Review of Jesse Phillips's CSV Parser

Thu Nov 10 02:10:28 PST 2011

On Friday, October 28, 2011 09:18:27 dsimcha wrote:
> Formal review of Jesse Phillips's CSV parser module begins today and
> runs through November .  Following that, a vote will take place for one
> week.  Please post any comments about this library in this thread.
> 
> Docs:
> http://nascent.freeshell.org/programming/D/doc/phobos/std_csv.html
> 
> Code:
> https://github.com/he-the-great/phobos/tree/csv

- Nitpick: You should probably proofread the module documentation again. It 
has several mispellings and grammar errors.

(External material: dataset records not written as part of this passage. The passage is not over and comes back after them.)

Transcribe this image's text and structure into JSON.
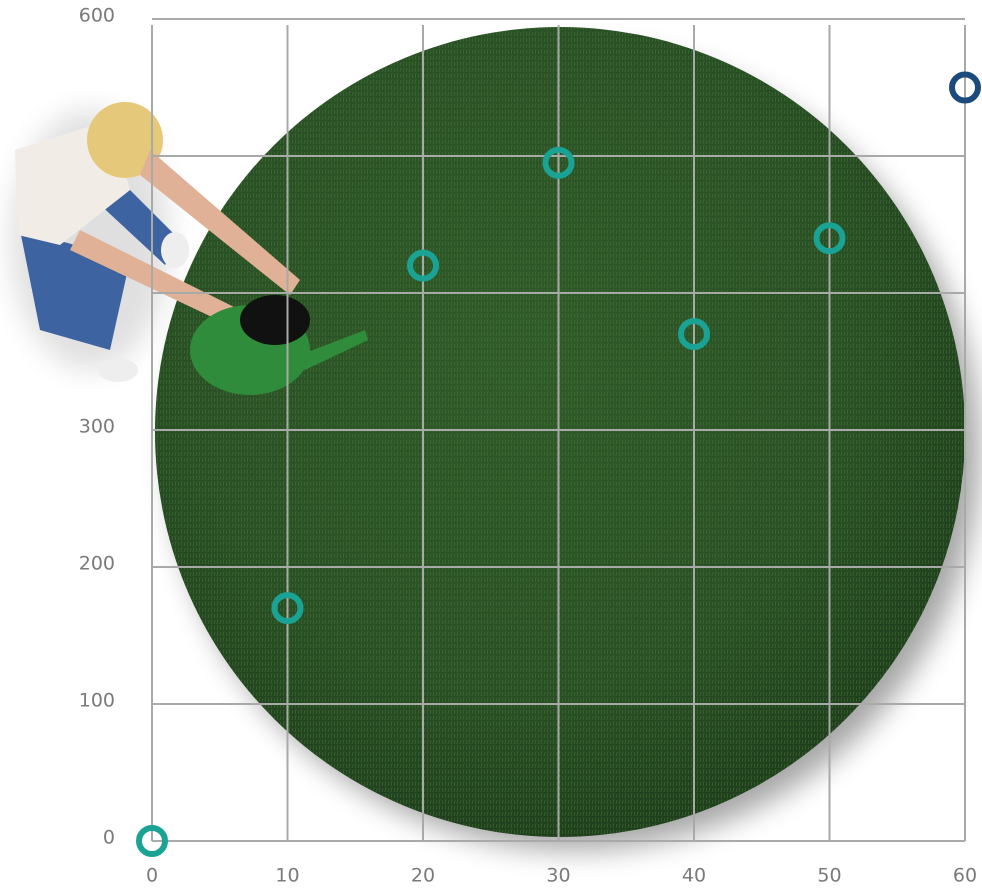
{
  "chart_data": {
    "type": "line",
    "x": [
      0,
      10,
      20,
      30,
      40,
      50,
      60
    ],
    "series": [
      {
        "values": [
          0,
          170,
          420,
          495,
          370,
          440,
          550
        ],
        "color": "#1aa394",
        "last_point_color": "#1b4b7c"
      }
    ],
    "xlim": [
      0,
      60
    ],
    "xticks": [
      0,
      10,
      20,
      30,
      40,
      50,
      60
    ],
    "ylim": [
      0,
      600
    ],
    "yticks": [
      0,
      100,
      200,
      300,
      600
    ],
    "ygrid": [
      0,
      100,
      200,
      300,
      400,
      500,
      600
    ],
    "grid": true
  }
}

- The functions and types mentioned in the documentation should use LREF so 
that they're links to their documentation.

- Shouldn't the term "header" be used rather than "heading?" So, you'd have 
HeaderMismatchException instead of HeadingMismatchException. Usually, the term 
heading is only used for stuff like the heading of an article. Usually, the 
term header is used for stuff like files. RFC 4180 uses the term header but 
never heading. So, unless I'm missing something, I really think that all of 
the instances of heading (both in the documentation and in the API) should be 
changed to header.

- I'd argue against Separator in csvReader being char by default. Individual 
characters should generally be dchar, not char. Using char by itself is almost 
always bad practice IMHO.

- I'd say that csvReader should say that it returns a Records struct which is 
an input range rather than saying that it provides std.range.isInputRange. We 
just don't talk that way about ranges normally. We say that something is a 
particular range type, not that it provides the API for a particular range 
type. If you want to make "is an input range" a link to 
std.range.isInputRange, that's fine, but what's currently there is not how 
ranges are typically referred to. I'd also suggest that you on the range 
functions where you say that they're part of the std.range.isInputRange 
interface, you should use the term API instead of interface, since interface 
has a specific meaning in the language which has nothing to do with this 
context.

- Why does csvNextToken take an Appender!(char[])? That seems overly 
restrictive. I'd argue that it should take an output range of dchar (which 
Appender!(char[]) is). Then it's not restricted to Appender, and it's not 
restricted to char[].

- Also, the fact that you have isSomeChar!(ElementType!Range) concerns me 
somewhat. Normally, I'd expect something more like is(ElementType!Range == 
dchar). As it is, you could have a range of char or wchar, which could do 
funny things. Phobos doesn't normally support that, and I'd be concerned about 
what would happen if someone tried. ElementType!Range will be dchar for all 
string types, so they'll work fine either way, but programmers who are overly 
adventurous or ignorant may try and use a char or wchar range, and I'm willing 
to be that there would be problems with that. Just all around, I'd advise 
checking that the ranges are ranges of dchar and using dchar for the 
separators rather than char.

- You should have unit tests testing ranges _other_ than string. The fact that 
neither wstring nor dstring is tested is worrisome, and ideally, you'd do stuff 
like call filter!"true" on a string so that you have an input range which isn't 
a string. Without at least some of that, I'd be very worried that your code 
can't actually handle generic ranges of dchar and really only works with 
string.

- You should have some unit tests with unicode values - preferably some which 
are multiple code units for both char and wchar. For instance, std.string uses 
\U00010143 in some of its tests, because it's 4 code units in UTF-8 and 2 in 
UTF-16. The complete lack of testing with unicode is worrisome in the same way 
that only testing with string is worrisome. It's too easy to screw something 
up such that it happens to work with string and ASCII but not in general. So, 
please add tests which involve unicode - not only in the data but in the 
separators.

- I find it somewhat odd that you would use a pointer to the range in Record 
rather than using a slice, but I'd have to examine it in more detail to see 
whether that's actually necessary or not. But in general, I'd argue that a 
slice should be used rather than a pointer if it can be.

- Jonathan M Davis

P.S.  Just as a note, since you seem to like not using braces if you don't 
need to for if statements and the like, I though that I'd point out that try 
and catch don't require braces in D if htey contain only one statement. You 
have several one line catches which use braces when they don't need to. I'm 
not arguing that you should or shouldn't change it, but I thought that I would 
point out that the braces aren't necessary in case you didn't know (since they 
_are_ necessary in other languages).